Chloè: Tra seduzione e Inganno



Chloè, remake dell'omonimo della Fontaine, da poco tempo a noleggio, è un film irrisolto e poco equilibrato. Perchè un regista di talento come Atom Egoyan sta perdendo tempo a rincorrere una fama che, per costituzione stilistica, non è in grado di raggiungere? L'estetismo di Egoyan arriva ad essere finto quando si esprime unicamente nella direzione voyeuristica. E questo film e' pura morbosità. In questo senso, va detto, il film è perfetto. Se voleva essere scabroso, non ci riesce, ma se voleva essere morboso, o meglio, galvanizzatore di morbosità, il suo scopo è raggiunto in pieno. Anche perchè l'eleganza formale tende ad attutire i caratteri troppo "scabrosi" e il film diventa uno sguardo sulla fisionomia dei rapporti, nella loro accezione fisica, in primo luogo. E' una continua reiterazione della molla sessuale, unica spirale che attraversa tutto e tutti, senza sosta. La gelosia diventa tradimento, il guadagno diventa amore, la lontananza diventa bugia, la bugia diventa bugia a sua volta, il figlio diventa l'amante dell'amante, giovanissima, della madre. Una sorta di Beautiful contemporaneo, con annesso di scene osè, ben montato e diretto, ma sicuramente troppo semplicistico e diretto a solleticare l'attenzione più per le immagini sessuali che per la storia in sè. In particolare, senza il ricorso al lesbismo, il film non avrebbe rappresentato nulla di particolarmente accattivante. E proprio le due attrici, Julianne Moore e Amanda Seyfried, salvano il film con due interpretazioni perfette, molto forti e complesse. La loro bellezza conturbante, non fine a sè stessa, ma a volte accentuata, avolte sfibrata, si accompagna ad una solidità emotiva prima che interpretativa. Ed è proprio il cast, che include Liam Neeson, a trasformare una pellicola di basso profilo in un un film poco originale ma compatto, sotto l'egida di un regista fuori luogo ma capace di dirigere gli attori a livelli altissimi. E "Chloè" è artefatto quanto la sua forma, statico e prevedibile quanto la sua sceneggiatura, ma soprattutto vibrante ed emotivo per le sue interpretazioni.

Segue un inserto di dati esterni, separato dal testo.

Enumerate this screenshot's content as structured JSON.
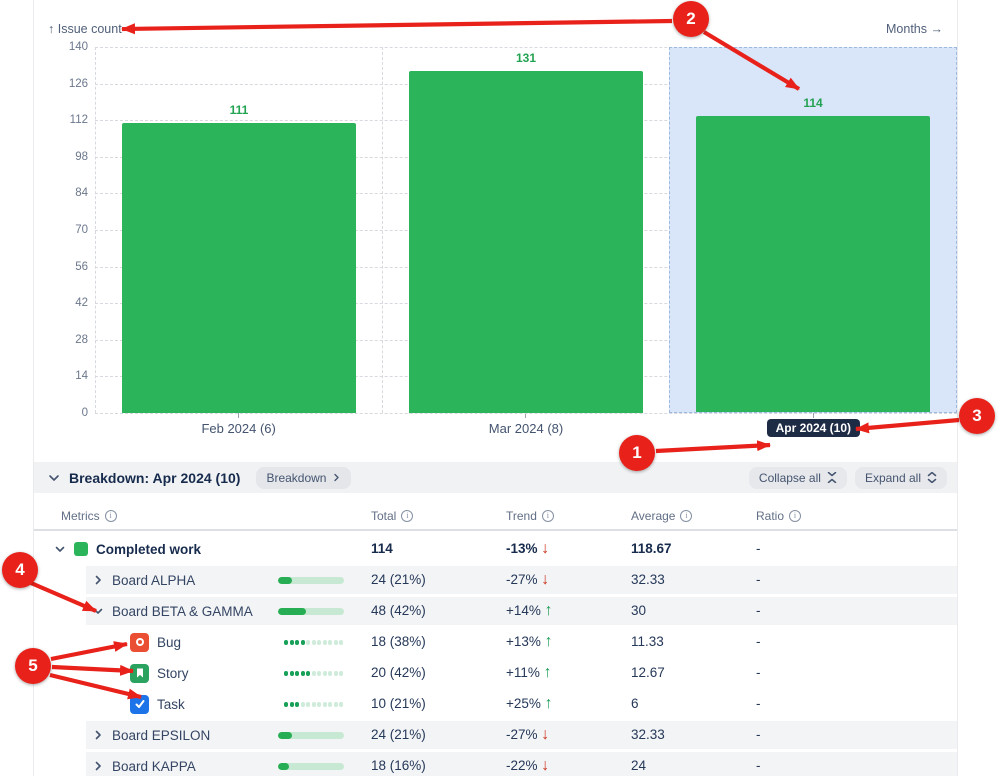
{
  "colors": {
    "bar_green": "#2cb45a",
    "trend_up": "#1f9d58",
    "trend_down": "#ca3521",
    "annotation_red": "#e8221a",
    "selected_month_bg": "#d9e6f9",
    "selected_month_border": "#9fb8de",
    "selected_label_bg": "#1e2b45",
    "dot_empty": "#cfecdb"
  },
  "icons": {
    "up_arrow": "↑",
    "right_arrow": "→",
    "trend_up_arrow": "↑",
    "trend_down_arrow": "↓",
    "info": "i"
  },
  "chart": {
    "y_axis_label": "Issue count",
    "x_axis_label": "Months"
  },
  "chart_data": {
    "type": "bar",
    "categories": [
      "Feb 2024 (6)",
      "Mar 2024 (8)",
      "Apr 2024 (10)"
    ],
    "values": [
      111,
      131,
      114
    ],
    "title": "",
    "xlabel": "Months",
    "ylabel": "Issue count",
    "ylim": [
      0,
      140
    ],
    "yticks": [
      0,
      14,
      28,
      42,
      56,
      70,
      84,
      98,
      112,
      126,
      140
    ],
    "grid": true,
    "legend": false,
    "selected_category": "Apr 2024 (10)",
    "bar_labels": [
      "111",
      "131",
      "114"
    ]
  },
  "breakdown": {
    "title": "Breakdown: Apr 2024 (10)",
    "breakdown_button_label": "Breakdown",
    "collapse_all_label": "Collapse all",
    "expand_all_label": "Expand all",
    "columns": [
      {
        "label": "Metrics"
      },
      {
        "label": "Total"
      },
      {
        "label": "Trend"
      },
      {
        "label": "Average"
      },
      {
        "label": "Ratio"
      }
    ],
    "rows": [
      {
        "level": 0,
        "name": "Completed work",
        "icon": "swatch",
        "chevron": "down",
        "total": "114",
        "trend": "-13%",
        "trend_dir": "down",
        "average": "118.67",
        "ratio": "-",
        "bold": true
      },
      {
        "level": 1,
        "name": "Board ALPHA",
        "chevron": "right",
        "bar_pct": 21,
        "total": "24 (21%)",
        "trend": "-27%",
        "trend_dir": "down",
        "average": "32.33",
        "ratio": "-"
      },
      {
        "level": 1,
        "name": "Board BETA & GAMMA",
        "chevron": "down",
        "bar_pct": 42,
        "total": "48 (42%)",
        "trend": "+14%",
        "trend_dir": "up",
        "average": "30",
        "ratio": "-"
      },
      {
        "level": 2,
        "name": "Bug",
        "icon": "bug",
        "dots_filled": 4,
        "dots_total": 11,
        "total": "18 (38%)",
        "trend": "+13%",
        "trend_dir": "up",
        "average": "11.33",
        "ratio": "-"
      },
      {
        "level": 2,
        "name": "Story",
        "icon": "story",
        "dots_filled": 5,
        "dots_total": 11,
        "total": "20 (42%)",
        "trend": "+11%",
        "trend_dir": "up",
        "average": "12.67",
        "ratio": "-"
      },
      {
        "level": 2,
        "name": "Task",
        "icon": "task",
        "dots_filled": 3,
        "dots_total": 11,
        "total": "10 (21%)",
        "trend": "+25%",
        "trend_dir": "up",
        "average": "6",
        "ratio": "-"
      },
      {
        "level": 1,
        "name": "Board EPSILON",
        "chevron": "right",
        "bar_pct": 21,
        "total": "24 (21%)",
        "trend": "-27%",
        "trend_dir": "down",
        "average": "32.33",
        "ratio": "-"
      },
      {
        "level": 1,
        "name": "Board KAPPA",
        "chevron": "right",
        "bar_pct": 16,
        "total": "18 (16%)",
        "trend": "-22%",
        "trend_dir": "down",
        "average": "24",
        "ratio": "-"
      }
    ]
  },
  "annotations": [
    {
      "label": "1"
    },
    {
      "label": "2"
    },
    {
      "label": "3"
    },
    {
      "label": "4"
    },
    {
      "label": "5"
    }
  ]
}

La Moore non è nuova al lesbismo. Ricordiamo "The kids are all right", presentato con successo a Berlino, distribuito da Focus Feautes e molto amato dalla critica americana, da poco nelle sale. Il film, uscito in poche copie, potrebbe essere l'outsider dell'estate e sta registrando delle medie invidiabili. La storia è quella di due madri lesbiche, che si trovano ad avere un contatto forzato con il padre biologico dei due figli. Non è un dramma vero e proprio, ma un film tenero e colloquiale. Dirige Lisa Cholodenko, autrice di serie tv. Nel cast, oltre alla Moore, Annette Bening, nel ruolo dell'altra madre, Mark Ruffalo e i giovani Mia Wasikowska e Josh Hutcherson. Un ruolo più controverso e drammatico è ricoperto nel film di Todd Haynes, "The hours", ispirato alla storia di Virginia Woolf, interpretata da Nicole Kidman e dilatato in tre diversi momenti con più sottotrame. Nel cast la Moore ricopre un ruolo complesso. E' una casalinga degli anni '50, all'apparenza felice, ma in realtà profondamente scissa rispetto alla sua sessualità e i limiti imposti da una società conservatrice. Julianne, che precede la storia di Meryl Streep con ambientazione moderna, fà colpo e diventa il vero motore del film, sebbene a lungo assente, con un'interpretazione che si mostra viva e sfaccettata. Inoltre, a pare altri casi più tardi, Maude Leboswky, femminista convinta nel cult "The big Leboswky" presenta dei caratteri molto inclini ad un'immagine di donna mascolina. Ricordiamo che la tematica glbt non è nuova alla Moore nemmeno in contesti diversi: è la moglie disperata di un uomo omosessuale, interpretato con coraggio da Danny Quinn, nel melò "Lontano dal paradiso". E' la madre incestuosa di un ragazzo omosessuale in "Savage Grace. L'ultimo ruolo, meno riuscito, è quello dell'amica del cuore del professore George Falconer, interpretato dal candidato all'Oscar Colin Firth, nel letterario "A single man" di Tom Ford.